- C1
- 8es
- Atlético-Inter (2-1, 3-2 TAB)
Gloire aux tirs au but
Huit ans qu'on avait fait sans en Ligue des champions, mais ils ont fait leur retour deux fois en deux soirées de Ligue des champions. Eux, ce sont les tirs au but, le plaisir absolu et éternel de tout amateur de foot.
La Ligue des champions est censée être un rendez-vous. Ce rendez-vous hebdomadaire, dont l’unique raison d’être réside dans sa capacité à offrir un spectacle de 90 minutes que l’on décrit comme le plus beau et le plus intense de la planète bleue. Pourtant, en cette saison 2023-2024 (et depuis la saison dernière en réalité), la compétition a perdu de sa superbe. Comme happée par la pression du résultat et la qualité de ces joueurs de plus en plus jeunes, et de moins en moins emballants balle au pied. Il fallait donc trouver une solution. Elle est venue d’une tradition séculaire, qui nous procure un stress dont nous ne connaissons jamais la provenance, mais dont nous apprécions l’existence. Un stress nommé « tirs au but ».

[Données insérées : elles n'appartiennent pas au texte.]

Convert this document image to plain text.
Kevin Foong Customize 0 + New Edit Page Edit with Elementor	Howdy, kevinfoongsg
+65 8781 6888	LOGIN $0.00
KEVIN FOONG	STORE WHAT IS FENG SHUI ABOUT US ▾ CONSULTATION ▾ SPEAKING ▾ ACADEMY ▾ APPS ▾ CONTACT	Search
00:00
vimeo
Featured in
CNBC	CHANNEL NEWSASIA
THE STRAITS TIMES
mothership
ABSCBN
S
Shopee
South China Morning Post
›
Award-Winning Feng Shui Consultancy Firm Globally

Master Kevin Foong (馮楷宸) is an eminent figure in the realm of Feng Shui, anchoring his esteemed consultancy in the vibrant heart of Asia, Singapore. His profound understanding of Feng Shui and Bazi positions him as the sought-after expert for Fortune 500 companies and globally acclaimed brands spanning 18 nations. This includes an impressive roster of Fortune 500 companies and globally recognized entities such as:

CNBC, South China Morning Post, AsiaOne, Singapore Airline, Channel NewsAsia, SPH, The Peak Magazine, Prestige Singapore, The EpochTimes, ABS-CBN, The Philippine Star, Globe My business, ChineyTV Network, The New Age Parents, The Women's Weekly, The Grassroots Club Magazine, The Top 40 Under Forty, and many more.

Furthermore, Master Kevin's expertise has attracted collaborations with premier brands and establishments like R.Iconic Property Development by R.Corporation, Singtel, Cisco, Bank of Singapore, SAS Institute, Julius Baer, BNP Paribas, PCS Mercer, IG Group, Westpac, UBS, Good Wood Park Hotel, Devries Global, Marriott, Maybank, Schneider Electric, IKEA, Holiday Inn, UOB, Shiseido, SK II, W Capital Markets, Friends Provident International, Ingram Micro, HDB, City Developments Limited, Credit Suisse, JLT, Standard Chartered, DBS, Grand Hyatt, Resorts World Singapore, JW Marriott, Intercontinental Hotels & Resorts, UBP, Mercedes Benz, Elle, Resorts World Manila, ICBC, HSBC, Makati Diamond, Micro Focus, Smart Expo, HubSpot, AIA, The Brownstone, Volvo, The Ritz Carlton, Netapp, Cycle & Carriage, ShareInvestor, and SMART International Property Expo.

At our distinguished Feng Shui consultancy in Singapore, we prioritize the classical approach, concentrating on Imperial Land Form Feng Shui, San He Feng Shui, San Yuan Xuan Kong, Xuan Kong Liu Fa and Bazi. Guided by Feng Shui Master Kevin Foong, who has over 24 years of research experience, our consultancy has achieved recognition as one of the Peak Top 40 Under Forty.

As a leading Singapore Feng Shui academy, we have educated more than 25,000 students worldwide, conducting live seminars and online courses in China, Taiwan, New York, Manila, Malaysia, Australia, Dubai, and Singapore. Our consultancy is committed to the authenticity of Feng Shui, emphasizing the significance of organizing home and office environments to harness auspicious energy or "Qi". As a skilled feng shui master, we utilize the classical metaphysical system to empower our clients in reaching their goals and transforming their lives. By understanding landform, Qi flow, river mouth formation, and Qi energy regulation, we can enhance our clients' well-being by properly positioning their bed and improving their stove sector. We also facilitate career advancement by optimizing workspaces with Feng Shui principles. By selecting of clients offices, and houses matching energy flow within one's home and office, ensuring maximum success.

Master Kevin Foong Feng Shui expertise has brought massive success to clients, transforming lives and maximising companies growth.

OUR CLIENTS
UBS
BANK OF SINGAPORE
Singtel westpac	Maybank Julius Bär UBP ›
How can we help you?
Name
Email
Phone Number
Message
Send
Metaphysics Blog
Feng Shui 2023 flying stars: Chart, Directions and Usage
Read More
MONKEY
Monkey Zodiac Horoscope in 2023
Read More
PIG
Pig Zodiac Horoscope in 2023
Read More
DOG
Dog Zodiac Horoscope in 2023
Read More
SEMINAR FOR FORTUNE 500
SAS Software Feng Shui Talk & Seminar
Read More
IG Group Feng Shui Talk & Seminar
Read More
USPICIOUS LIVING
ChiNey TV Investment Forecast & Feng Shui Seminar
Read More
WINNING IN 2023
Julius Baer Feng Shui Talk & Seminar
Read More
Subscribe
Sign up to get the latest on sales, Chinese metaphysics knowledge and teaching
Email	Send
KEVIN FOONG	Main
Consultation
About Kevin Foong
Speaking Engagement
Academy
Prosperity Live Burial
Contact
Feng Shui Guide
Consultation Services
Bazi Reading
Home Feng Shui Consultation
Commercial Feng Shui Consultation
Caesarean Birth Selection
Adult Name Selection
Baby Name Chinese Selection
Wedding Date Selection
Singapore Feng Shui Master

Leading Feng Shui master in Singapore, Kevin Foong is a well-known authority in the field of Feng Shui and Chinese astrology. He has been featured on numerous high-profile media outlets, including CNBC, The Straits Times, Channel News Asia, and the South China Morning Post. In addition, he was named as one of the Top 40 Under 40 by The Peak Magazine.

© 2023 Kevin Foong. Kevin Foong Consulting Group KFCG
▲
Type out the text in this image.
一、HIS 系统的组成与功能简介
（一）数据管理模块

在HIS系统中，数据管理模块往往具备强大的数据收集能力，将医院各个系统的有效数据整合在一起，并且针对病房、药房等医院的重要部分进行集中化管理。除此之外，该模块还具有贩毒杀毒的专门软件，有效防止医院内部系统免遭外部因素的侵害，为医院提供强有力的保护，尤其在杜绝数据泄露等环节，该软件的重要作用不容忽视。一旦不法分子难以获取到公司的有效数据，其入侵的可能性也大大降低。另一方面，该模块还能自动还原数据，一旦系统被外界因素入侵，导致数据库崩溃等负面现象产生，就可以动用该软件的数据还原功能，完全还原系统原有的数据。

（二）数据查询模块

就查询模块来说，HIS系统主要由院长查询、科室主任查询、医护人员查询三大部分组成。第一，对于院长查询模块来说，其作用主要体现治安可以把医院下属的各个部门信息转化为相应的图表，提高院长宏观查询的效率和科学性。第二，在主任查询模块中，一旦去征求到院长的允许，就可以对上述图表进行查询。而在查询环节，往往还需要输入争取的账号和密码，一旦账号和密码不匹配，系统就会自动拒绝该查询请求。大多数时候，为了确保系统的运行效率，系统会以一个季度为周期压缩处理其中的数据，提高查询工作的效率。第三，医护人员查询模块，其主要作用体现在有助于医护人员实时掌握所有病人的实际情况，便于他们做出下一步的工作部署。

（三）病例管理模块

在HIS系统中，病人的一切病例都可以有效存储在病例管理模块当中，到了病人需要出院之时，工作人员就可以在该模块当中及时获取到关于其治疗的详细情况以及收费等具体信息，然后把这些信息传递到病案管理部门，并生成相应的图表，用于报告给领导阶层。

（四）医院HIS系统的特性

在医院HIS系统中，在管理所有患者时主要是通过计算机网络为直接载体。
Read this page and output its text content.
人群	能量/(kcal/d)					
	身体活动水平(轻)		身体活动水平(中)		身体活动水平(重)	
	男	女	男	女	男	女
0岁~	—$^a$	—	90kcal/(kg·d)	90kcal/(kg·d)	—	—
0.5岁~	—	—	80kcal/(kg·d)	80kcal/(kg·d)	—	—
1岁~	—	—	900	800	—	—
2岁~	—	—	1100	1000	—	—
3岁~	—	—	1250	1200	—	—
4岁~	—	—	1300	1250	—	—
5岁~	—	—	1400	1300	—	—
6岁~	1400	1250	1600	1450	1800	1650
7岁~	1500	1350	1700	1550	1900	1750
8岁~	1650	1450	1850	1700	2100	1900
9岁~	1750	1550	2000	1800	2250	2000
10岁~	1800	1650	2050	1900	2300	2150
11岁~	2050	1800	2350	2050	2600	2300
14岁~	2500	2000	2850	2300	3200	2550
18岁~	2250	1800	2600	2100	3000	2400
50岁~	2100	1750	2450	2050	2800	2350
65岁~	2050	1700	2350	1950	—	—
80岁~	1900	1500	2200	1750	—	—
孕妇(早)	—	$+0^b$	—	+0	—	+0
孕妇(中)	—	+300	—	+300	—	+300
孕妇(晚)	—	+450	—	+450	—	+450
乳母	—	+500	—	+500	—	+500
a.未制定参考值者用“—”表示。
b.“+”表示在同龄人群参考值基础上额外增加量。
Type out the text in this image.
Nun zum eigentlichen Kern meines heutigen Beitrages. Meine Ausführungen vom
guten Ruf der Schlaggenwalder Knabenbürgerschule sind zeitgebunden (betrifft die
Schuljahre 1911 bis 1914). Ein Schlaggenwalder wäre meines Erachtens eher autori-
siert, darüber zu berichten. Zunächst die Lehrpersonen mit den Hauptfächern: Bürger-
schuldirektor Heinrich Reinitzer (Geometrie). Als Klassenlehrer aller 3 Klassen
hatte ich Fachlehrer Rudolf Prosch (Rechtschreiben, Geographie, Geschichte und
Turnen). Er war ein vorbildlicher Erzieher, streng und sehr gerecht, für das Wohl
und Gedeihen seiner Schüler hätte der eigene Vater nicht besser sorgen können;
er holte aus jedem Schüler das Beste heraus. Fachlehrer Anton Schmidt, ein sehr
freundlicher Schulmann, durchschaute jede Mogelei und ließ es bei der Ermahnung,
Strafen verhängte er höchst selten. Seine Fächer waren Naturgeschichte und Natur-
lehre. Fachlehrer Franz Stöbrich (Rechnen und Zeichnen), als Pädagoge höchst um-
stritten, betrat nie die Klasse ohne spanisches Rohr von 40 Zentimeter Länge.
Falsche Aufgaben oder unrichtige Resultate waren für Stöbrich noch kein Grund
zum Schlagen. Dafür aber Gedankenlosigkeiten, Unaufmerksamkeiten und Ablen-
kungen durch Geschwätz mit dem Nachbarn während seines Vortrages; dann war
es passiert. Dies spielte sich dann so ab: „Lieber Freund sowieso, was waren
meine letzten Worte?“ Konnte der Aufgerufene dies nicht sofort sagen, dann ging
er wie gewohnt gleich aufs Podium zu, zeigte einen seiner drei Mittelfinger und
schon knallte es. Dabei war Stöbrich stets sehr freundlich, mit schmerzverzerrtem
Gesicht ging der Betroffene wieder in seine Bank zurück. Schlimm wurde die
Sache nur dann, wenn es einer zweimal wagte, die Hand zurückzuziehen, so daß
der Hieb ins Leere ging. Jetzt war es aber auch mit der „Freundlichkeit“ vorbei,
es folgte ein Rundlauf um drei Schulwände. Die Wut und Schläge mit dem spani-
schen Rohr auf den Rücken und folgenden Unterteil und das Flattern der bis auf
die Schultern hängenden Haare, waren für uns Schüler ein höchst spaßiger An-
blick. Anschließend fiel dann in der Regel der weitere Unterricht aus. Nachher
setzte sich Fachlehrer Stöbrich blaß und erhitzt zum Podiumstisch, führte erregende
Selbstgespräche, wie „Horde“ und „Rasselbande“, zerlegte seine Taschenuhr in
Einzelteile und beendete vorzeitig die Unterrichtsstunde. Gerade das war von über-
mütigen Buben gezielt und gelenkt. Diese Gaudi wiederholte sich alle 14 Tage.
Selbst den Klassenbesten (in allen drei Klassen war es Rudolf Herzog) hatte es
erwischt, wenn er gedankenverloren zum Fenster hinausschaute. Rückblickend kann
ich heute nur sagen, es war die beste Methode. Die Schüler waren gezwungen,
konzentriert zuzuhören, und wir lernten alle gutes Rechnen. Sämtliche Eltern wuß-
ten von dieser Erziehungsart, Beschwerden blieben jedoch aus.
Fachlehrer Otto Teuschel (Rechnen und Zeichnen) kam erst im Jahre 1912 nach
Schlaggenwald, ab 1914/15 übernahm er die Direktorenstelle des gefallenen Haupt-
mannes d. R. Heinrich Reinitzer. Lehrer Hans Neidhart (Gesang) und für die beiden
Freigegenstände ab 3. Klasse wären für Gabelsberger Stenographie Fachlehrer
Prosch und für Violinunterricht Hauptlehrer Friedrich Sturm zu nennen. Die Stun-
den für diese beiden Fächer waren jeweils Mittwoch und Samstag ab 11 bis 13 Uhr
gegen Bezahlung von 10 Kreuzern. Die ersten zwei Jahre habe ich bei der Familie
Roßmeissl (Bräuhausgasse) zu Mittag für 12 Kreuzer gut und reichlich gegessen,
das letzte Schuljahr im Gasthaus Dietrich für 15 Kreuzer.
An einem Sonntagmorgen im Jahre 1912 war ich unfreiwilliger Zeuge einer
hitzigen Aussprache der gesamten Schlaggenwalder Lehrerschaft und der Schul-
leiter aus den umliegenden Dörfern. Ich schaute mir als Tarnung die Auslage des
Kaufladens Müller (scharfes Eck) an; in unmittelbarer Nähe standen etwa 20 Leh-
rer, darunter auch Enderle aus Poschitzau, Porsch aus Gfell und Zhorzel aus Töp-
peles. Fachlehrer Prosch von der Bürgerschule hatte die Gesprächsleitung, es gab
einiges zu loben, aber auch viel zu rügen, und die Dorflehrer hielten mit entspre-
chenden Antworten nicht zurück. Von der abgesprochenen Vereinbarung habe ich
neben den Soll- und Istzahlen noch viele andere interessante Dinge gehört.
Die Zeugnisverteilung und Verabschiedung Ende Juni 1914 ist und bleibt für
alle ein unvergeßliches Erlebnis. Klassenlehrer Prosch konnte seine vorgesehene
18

Cette édition de la Ligue des champions a donc amené avec elle un petit moment d’histoire. En effet, sept ans et demi durant, aucune séance de tirs au but n’avait été disputée en 210 matchs à élimination directe. Des chiffres surprenants, puisque pour trouver trace du dernier penalty fatidique frappé en Europe, il fallait remonter au 28 mai 2016 à San Siro, et un tir victorieux de Cristiano Ronaldo pour offrir sa onzième C1 au Real Madrid. Une éternité, que l’univers s’est chargé de rattraper en deux soirées de ce mois de mars. Ce mardi, Arsenal éliminait ainsi Porto au terme d’une partie morose, quand ce mercredi soir, l’Atlético se chargeait d’évincer l’Inter après un duel extrêmement séduisant. De quoi redonner une excitation, que l’on pensait perdue, à ces soirées européennes.
Un jeu de gamins
En fil rouge de ses retrouvailles avec les « tirobs », il est d’ailleurs intéressant d’évoquer l’Atlético. Les Colchoneros sont effectivement les fiers propriétaires des trois dernières séances disputées avant ces sept années de disette (le 17 mars 2015 face au Bayer Leverkusen, le 15 mars 2016 contre le PSV, et donc le 26 mai 2016 face au Real Madrid). En gagnant contre l’Inter, les hommes de Diego Simeone sont également devenus les premiers à remporter trois séances en Ligue des champions. Mais l’essentiel n’est pas à chercher dans les statistiques. Il est ailleurs. Dans les émotions. Là où la peur prend le dessus sans que l’on ne sache pourquoi, et sans même supporter les équipes engagées.
Si l’instauration de la VAR puis la suppression du but à l’extérieur en Europe font planer le doute concernant le chemin trop rationnel que prend le football, les tirs au but répondent toujours présents pour nous ramener à notre folie. Des analyses foireuses à chaque tentative manquée, en se disant que l’on aurait certainement mieux placé le ballon que le footballeur – pourtant professionnel – qui s’est élancé sous nos yeux, à vérifier scrupuleusement que le gardien a bien gardé un pied sur sa ligne, et à jouer au devin en répétant inlassablement « il va rater, c’est sûr », en se fiant grossièrement au langage corporel des joueurs. De la loterie, diront certains, un affrontement psychologique, penseront les autres. Ce qui est certain, c’est que rien, absolument rien, ne peut remplacer le délicieux bordel offert par une dernière séance.